Bartlett also argues that she is not required to present evidence of causation because there is "a rebuttable presumption in favor of the plaintiff that a physician would have heeded an adequate warning" if the drug's manufacturer had given one. Garside, 976 F.2d at 80 (citing Restatement (Second) Torts, § 402A, comment j). Whether that so-called "heeding presumption" applies under New Hampshire law is questionable. See Wilson v. Bradlees of New Eng., Inc., 250 F.3d 10, 16 (1st Cir.2001) (declining to apply heeding presumption because the New Hampshire Supreme Court had not yet done so). But even assuming arguendo that it applies, the presumption has been rebutted by Dr. Ergin's deposition testimony, which makes clear that he did not review Mutual's Sulindac warning label before prescribing the drug to Bartlett and thus would not have heeded any changes that Mutual made to it.
Bartlett points to "a line of cases holding that a physician's statement about what s/he would have done in the face of an adequate warning raises a credibility issue which must be decided by a jury," because that sort of "hindsight opinion is not conclusive." Garside, 976 F.2d at 83 n. 9 (quoting Doe v. Miles Lab., Inc., 927 F.2d 187, 195 n. 32 (4th Cir.1991)). But Bartlett is the one who moved for summary judgment based on Dr. Ergin's opinion testimony about what he hypothetically would have done in response to a stronger warning. (She apparently sees credibility as no barrier to summary judgment in her favor on this issue.) Mutual, in contrast, moved for summary judgment based on Dr. Ergin's factual testimony about what he actually did before prescribing the drug. Such testimony is conclusive where, as here, it is not controverted by other evidence.

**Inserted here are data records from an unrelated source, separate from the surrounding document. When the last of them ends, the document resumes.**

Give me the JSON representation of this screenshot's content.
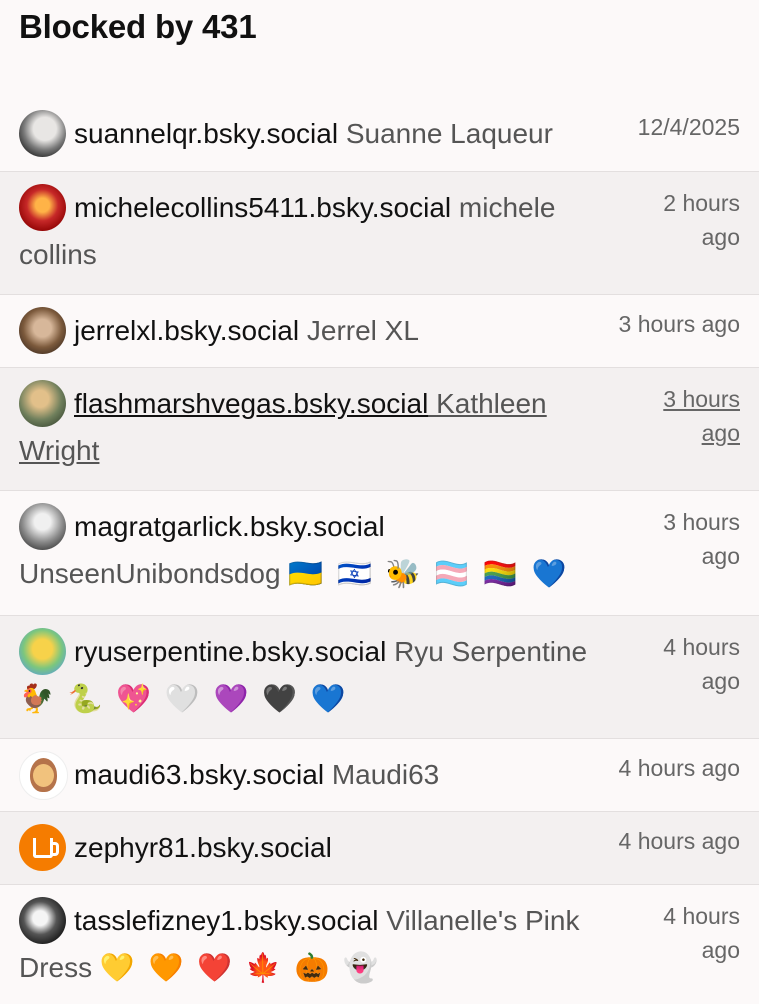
{
  "header": {
    "title": "Blocked by 431"
  },
  "rows": [
    {
      "handle": "suannelqr.bsky.social",
      "name": "Suanne Laqueur",
      "time": "12/4/2025",
      "emojis": ""
    },
    {
      "handle": "michelecollins5411.bsky.social",
      "name": "michele collins",
      "time": "2 hours ago",
      "emojis": ""
    },
    {
      "handle": "jerrelxl.bsky.social",
      "name": "Jerrel XL",
      "time": "3 hours ago",
      "emojis": ""
    },
    {
      "handle": "flashmarshvegas.bsky.social",
      "name": "Kathleen Wright",
      "time": "3 hours ago",
      "emojis": ""
    },
    {
      "handle": "magratgarlick.bsky.social",
      "name": "UnseenUnibondsdog",
      "time": "3 hours ago",
      "emojis": "🇺🇦 🇮🇱 🐝 🏳️‍⚧️ 🏳️‍🌈 💙"
    },
    {
      "handle": "ryuserpentine.bsky.social",
      "name": "Ryu Serpentine",
      "time": "4 hours ago",
      "emojis": "🐓 🐍 💖 🤍 💜 🖤 💙"
    },
    {
      "handle": "maudi63.bsky.social",
      "name": "Maudi63",
      "time": "4 hours ago",
      "emojis": ""
    },
    {
      "handle": "zephyr81.bsky.social",
      "name": "",
      "time": "4 hours ago",
      "emojis": ""
    },
    {
      "handle": "tasslefizney1.bsky.social",
      "name": "Villanelle's Pink Dress",
      "time": "4 hours ago",
      "emojis": "💛 🧡 ❤️ 🍁 🎃 👻"
    }
  ]
}
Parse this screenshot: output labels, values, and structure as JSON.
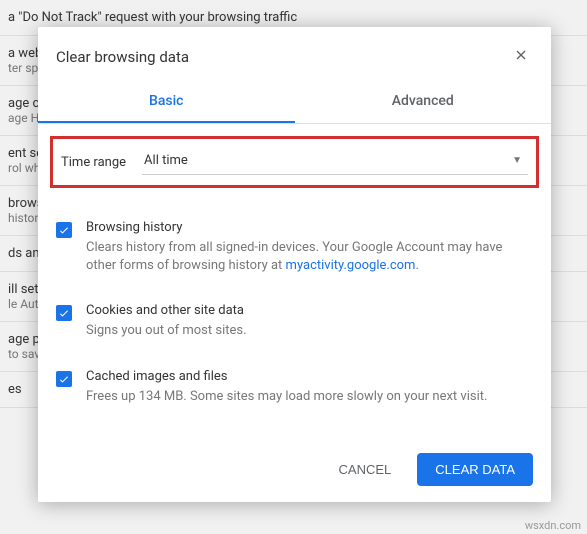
{
  "background": {
    "row1": "a \"Do Not Track\" request with your browsing traffic",
    "row2_title": "a web s",
    "row2_sub": "ter sp",
    "row3_title": "age ce",
    "row3_sub": "age HT",
    "row4_title": "ent set",
    "row4_sub": "rol wh",
    "row5_title": "brows",
    "row5_sub": "histor",
    "row6_title": "ds and",
    "row7_title": "ill sett",
    "row7_sub": "le Aut",
    "row8_title": "age pa",
    "row8_sub": "to sav",
    "row9_title": "es"
  },
  "dialog": {
    "title": "Clear browsing data",
    "tabs": {
      "basic": "Basic",
      "advanced": "Advanced"
    },
    "time_range": {
      "label": "Time range",
      "value": "All time"
    },
    "options": [
      {
        "title": "Browsing history",
        "desc_before": "Clears history from all signed-in devices. Your Google Account may have other forms of browsing history at ",
        "link": "myactivity.google.com",
        "desc_after": "."
      },
      {
        "title": "Cookies and other site data",
        "desc_before": "Signs you out of most sites.",
        "link": "",
        "desc_after": ""
      },
      {
        "title": "Cached images and files",
        "desc_before": "Frees up 134 MB. Some sites may load more slowly on your next visit.",
        "link": "",
        "desc_after": ""
      }
    ],
    "buttons": {
      "cancel": "CANCEL",
      "confirm": "CLEAR DATA"
    }
  },
  "watermark": "wsxdn.com"
}
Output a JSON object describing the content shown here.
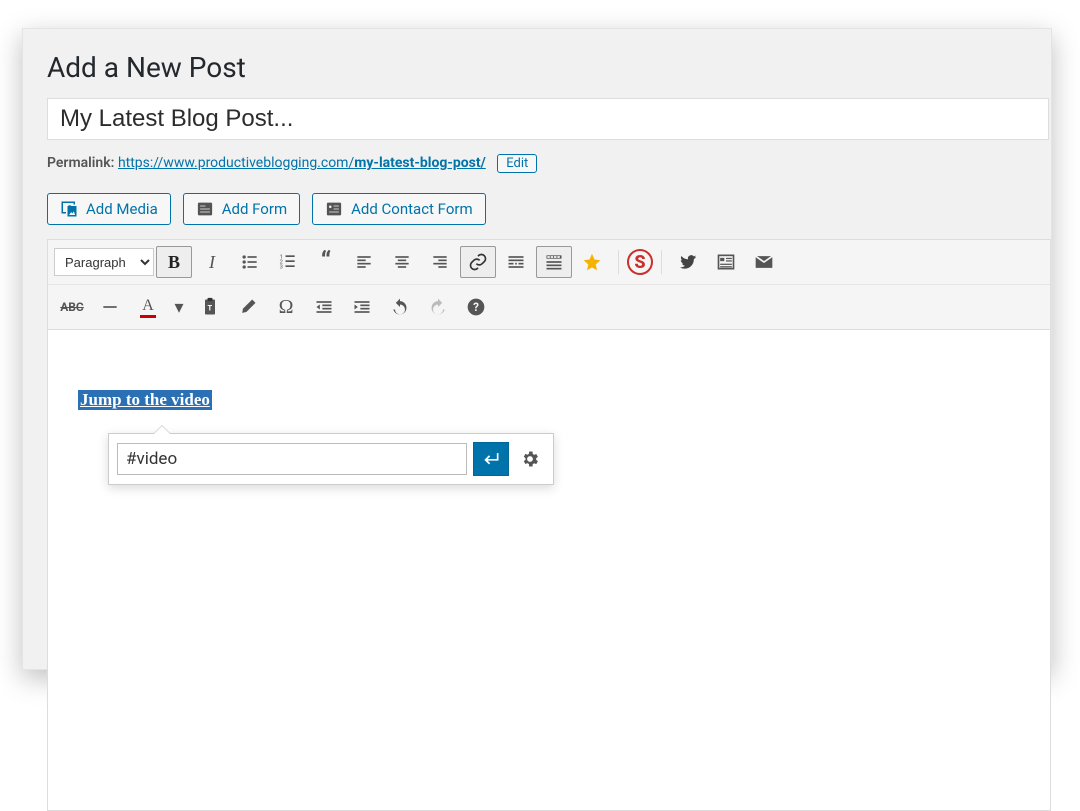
{
  "page": {
    "heading": "Add a New Post"
  },
  "title_field": {
    "value": "My Latest Blog Post..."
  },
  "permalink": {
    "label": "Permalink:",
    "base": "https://www.productiveblogging.com/",
    "slug": "my-latest-blog-post/",
    "edit_label": "Edit"
  },
  "media_buttons": {
    "add_media": "Add Media",
    "add_form": "Add Form",
    "add_contact_form": "Add Contact Form"
  },
  "toolbar": {
    "format_select": "Paragraph"
  },
  "content": {
    "selected_link_text": "Jump to the video",
    "link_popover": {
      "url_value": "#video"
    }
  }
}
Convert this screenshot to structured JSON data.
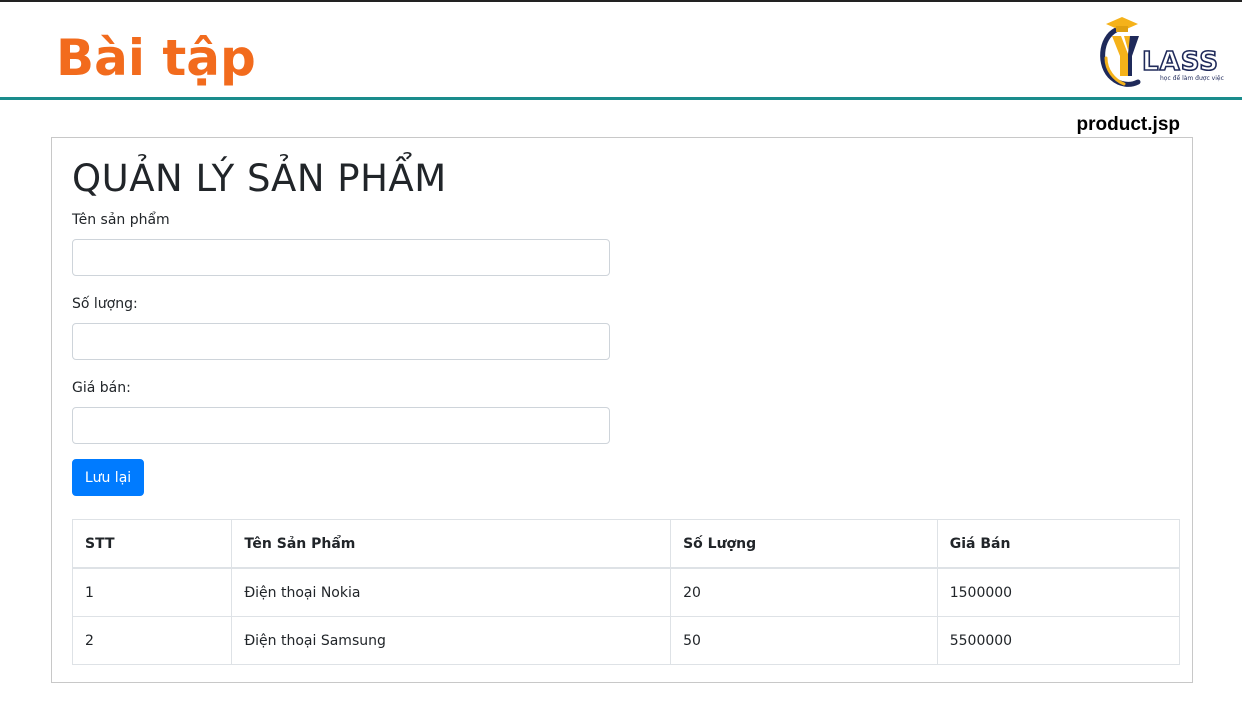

At oral argument, this court also explored whether a stronger warning by Mutual could have reached Dr. Ergin's attention through some other means (apart from the label). Although Bartlett had not asserted any "non-label" theories of causation in her summary judgment objection, she seized the opportunity to do so when the court raised the theories at oral argument, arguing that she or Dr. Ergin would have seen the warning if Mutual had created a medication guide for Sulindac users, sent a "Dear Doctor" letter directly to healthcare providers, filed a citizen's petition with the FDA, or launched an educational campaign. Ordinarily, this court will not consider theories raised for the first time at oral argument, out of fairness to the adverse party. See, e.g., Johnson v. Gen. Dynamics Info. Tech., Inc., 675 F.Supp.2d 236, 241 n. 3 (D.N.H.2009); Doe v. Friendfinder Network, Inc., 540 F.Supp.2d 288, 304 n. 19 (D.N.H.2008).
Even if considered on the merits, however, Bartlett's "non-label" theories would not prevent summary judgment on the issue of causation:
• Starting with the patient medication guide, it is well established that a manufacturer's duty to warn of a drug's safety risks "requires that the physician, not the patient, be warned." Brochu, 642 F.2d at 661; see also Nelson, 1994 WL 255392, at *4. Since Mutual had no duty to warn Bartlett directly, its failure to issue such a warning (in the form of a medication guide or otherwise) cannot serve as the basis for a finding of causation.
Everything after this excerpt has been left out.